Quantas guitarras você tem? Você tem uma preferida?

Sempre gostei de comprar as guitarras quase mais baratas e modificar, quase são modificadas, ou troca a captação ou troca um outro lance, sempre mudo escudo. Comecei a fazer elétrica delas porque tem várias maneiras de ligar os captadores para ter combinações diferentes de som. Minha primeira guitarra foi uma Telecaster e descobri na internet que tinha uma coisa que podia fazer uma ligação que em vez de ter três posições de captação, ela podia ter cinco.
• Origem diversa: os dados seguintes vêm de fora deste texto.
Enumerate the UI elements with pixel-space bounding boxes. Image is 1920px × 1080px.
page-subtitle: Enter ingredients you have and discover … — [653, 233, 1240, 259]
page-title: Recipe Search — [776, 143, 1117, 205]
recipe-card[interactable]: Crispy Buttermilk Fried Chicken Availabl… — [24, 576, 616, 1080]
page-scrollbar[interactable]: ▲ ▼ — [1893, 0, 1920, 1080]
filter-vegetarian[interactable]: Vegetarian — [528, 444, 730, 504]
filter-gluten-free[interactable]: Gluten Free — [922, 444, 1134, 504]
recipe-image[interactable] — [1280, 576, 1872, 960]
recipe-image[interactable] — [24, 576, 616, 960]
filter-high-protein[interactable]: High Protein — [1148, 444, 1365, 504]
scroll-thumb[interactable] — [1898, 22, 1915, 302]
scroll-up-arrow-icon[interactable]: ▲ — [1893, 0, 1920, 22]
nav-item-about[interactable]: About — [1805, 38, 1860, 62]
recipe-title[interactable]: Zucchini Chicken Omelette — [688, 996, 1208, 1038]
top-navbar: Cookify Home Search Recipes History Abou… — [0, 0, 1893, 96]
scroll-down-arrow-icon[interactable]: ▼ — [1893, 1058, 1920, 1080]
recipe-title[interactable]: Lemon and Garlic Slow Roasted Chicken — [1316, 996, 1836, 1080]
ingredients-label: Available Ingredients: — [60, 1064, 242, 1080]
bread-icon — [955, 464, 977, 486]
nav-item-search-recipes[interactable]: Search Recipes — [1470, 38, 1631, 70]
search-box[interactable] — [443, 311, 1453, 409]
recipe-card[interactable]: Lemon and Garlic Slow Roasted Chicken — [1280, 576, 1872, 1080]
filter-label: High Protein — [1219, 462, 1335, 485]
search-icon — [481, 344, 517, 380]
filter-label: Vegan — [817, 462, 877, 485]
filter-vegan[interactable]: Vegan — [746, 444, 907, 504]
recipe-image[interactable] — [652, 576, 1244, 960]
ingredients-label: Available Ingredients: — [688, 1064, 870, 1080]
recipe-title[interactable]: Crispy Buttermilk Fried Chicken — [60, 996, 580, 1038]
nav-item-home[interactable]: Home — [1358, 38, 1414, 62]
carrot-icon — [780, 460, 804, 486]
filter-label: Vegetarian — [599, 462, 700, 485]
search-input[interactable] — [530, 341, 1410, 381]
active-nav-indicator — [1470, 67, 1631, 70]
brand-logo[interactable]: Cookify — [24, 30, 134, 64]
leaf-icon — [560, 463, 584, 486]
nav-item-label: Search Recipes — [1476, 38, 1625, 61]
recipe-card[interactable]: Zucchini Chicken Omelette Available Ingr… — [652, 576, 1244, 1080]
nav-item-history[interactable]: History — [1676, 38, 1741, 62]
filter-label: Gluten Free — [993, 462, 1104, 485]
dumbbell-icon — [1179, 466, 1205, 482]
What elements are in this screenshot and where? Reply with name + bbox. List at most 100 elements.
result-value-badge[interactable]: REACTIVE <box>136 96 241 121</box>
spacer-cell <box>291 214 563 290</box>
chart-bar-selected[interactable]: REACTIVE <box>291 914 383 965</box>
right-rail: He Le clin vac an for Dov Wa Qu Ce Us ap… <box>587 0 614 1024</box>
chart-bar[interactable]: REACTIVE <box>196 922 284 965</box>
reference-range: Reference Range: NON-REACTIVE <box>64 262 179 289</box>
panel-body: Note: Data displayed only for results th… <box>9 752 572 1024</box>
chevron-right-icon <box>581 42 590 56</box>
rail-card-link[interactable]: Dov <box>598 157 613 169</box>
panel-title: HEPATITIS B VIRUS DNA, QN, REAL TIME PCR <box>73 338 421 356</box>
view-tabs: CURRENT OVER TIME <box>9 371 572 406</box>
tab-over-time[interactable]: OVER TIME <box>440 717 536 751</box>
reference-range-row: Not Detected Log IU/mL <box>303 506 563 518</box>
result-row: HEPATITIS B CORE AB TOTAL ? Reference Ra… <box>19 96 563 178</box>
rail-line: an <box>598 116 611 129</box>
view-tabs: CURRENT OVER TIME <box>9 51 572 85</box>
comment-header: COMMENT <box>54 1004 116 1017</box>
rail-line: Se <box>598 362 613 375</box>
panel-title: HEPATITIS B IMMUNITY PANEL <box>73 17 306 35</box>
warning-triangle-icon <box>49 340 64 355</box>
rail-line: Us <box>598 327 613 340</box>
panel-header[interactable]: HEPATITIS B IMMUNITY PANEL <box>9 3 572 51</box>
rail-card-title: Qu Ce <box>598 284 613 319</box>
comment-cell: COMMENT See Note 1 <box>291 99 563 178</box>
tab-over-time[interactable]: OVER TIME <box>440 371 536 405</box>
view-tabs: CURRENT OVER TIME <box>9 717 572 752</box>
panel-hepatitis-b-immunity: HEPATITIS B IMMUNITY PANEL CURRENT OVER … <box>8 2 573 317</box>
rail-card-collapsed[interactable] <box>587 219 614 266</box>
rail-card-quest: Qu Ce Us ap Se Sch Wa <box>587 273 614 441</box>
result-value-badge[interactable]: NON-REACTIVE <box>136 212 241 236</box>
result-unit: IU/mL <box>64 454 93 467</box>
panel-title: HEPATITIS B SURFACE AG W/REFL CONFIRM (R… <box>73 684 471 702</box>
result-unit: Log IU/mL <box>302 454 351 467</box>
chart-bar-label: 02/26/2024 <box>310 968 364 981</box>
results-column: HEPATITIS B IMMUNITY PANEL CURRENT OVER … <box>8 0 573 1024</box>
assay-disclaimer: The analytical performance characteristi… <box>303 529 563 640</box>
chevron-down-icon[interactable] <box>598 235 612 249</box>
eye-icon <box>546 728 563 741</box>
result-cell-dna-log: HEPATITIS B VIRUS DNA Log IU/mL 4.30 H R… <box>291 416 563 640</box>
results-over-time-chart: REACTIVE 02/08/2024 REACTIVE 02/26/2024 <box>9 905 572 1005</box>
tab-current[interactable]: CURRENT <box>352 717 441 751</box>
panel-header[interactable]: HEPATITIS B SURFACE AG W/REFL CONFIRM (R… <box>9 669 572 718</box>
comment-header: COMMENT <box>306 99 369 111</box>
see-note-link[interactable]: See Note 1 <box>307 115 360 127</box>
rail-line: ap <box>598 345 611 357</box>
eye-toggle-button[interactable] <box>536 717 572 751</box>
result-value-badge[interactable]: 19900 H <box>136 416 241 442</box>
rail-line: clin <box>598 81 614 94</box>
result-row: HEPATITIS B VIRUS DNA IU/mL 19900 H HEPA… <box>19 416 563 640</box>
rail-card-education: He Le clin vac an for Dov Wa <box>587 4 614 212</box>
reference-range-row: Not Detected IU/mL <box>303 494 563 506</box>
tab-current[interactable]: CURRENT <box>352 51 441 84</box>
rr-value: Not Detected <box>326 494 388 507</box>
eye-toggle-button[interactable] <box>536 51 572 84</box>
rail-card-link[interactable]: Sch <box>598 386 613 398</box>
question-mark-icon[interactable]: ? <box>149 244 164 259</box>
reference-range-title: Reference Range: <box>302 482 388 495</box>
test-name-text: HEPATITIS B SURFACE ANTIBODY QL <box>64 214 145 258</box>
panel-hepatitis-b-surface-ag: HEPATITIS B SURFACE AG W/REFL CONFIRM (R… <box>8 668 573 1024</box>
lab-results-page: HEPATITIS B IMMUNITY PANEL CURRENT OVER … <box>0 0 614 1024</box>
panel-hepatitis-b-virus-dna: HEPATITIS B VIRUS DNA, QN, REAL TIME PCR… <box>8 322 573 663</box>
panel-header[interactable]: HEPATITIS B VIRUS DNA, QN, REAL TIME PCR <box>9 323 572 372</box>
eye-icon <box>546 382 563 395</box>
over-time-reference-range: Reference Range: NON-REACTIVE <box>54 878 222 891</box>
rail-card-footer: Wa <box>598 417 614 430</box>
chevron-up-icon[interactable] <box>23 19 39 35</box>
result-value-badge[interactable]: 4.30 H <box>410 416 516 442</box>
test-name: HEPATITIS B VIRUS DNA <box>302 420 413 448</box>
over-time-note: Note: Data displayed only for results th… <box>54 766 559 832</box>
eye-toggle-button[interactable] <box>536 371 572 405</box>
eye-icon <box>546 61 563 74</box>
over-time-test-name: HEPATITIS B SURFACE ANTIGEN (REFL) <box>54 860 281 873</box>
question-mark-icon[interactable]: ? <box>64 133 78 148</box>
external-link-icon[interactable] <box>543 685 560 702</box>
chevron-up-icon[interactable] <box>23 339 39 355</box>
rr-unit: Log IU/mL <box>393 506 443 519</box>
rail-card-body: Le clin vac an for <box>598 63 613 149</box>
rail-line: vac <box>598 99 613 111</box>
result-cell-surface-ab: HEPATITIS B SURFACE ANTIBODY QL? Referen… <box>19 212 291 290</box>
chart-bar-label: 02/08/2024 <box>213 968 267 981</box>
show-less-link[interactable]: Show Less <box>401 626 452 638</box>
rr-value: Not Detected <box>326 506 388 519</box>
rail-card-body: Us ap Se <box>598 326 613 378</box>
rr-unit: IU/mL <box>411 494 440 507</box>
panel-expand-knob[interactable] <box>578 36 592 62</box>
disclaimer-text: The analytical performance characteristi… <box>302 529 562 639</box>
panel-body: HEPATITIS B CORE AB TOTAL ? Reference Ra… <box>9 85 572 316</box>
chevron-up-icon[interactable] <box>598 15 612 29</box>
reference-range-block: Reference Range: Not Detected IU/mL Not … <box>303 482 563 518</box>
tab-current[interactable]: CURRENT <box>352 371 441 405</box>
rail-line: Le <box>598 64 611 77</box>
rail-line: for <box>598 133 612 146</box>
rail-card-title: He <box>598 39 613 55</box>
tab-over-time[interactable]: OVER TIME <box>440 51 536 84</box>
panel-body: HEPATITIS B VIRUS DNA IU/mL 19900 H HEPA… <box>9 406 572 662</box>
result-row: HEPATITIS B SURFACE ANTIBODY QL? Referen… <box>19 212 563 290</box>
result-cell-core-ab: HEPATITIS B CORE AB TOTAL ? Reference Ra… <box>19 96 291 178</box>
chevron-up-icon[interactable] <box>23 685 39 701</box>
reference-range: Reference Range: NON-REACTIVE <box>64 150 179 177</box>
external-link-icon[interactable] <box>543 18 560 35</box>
Comprei as peças que precisava, quando elas chegaram fui no cara que consertava minha guitarra em Porto Alegre, levei o esquema impresso e as peças e pedi para ele fazer. Ele se negou. Bati em todos os luthiers da cidade na época e ninguém queria fazer. Então, comprei um ferro de solda, os fios e fiz. Funcionou, mas eu quase não consegui fechar porque estava um espaguete tão grande de fios que quase não fechava o painel de volta. Depois de uns três anos depois abri e fiz mais bonitinho, e essa guitarra está com esse esquema até hoje. Vendi para uma amiga de Porto Alegre. Sempre olho e sinto saudade, foi com ela que fui lá e fiz porque os caras não queriam fazer.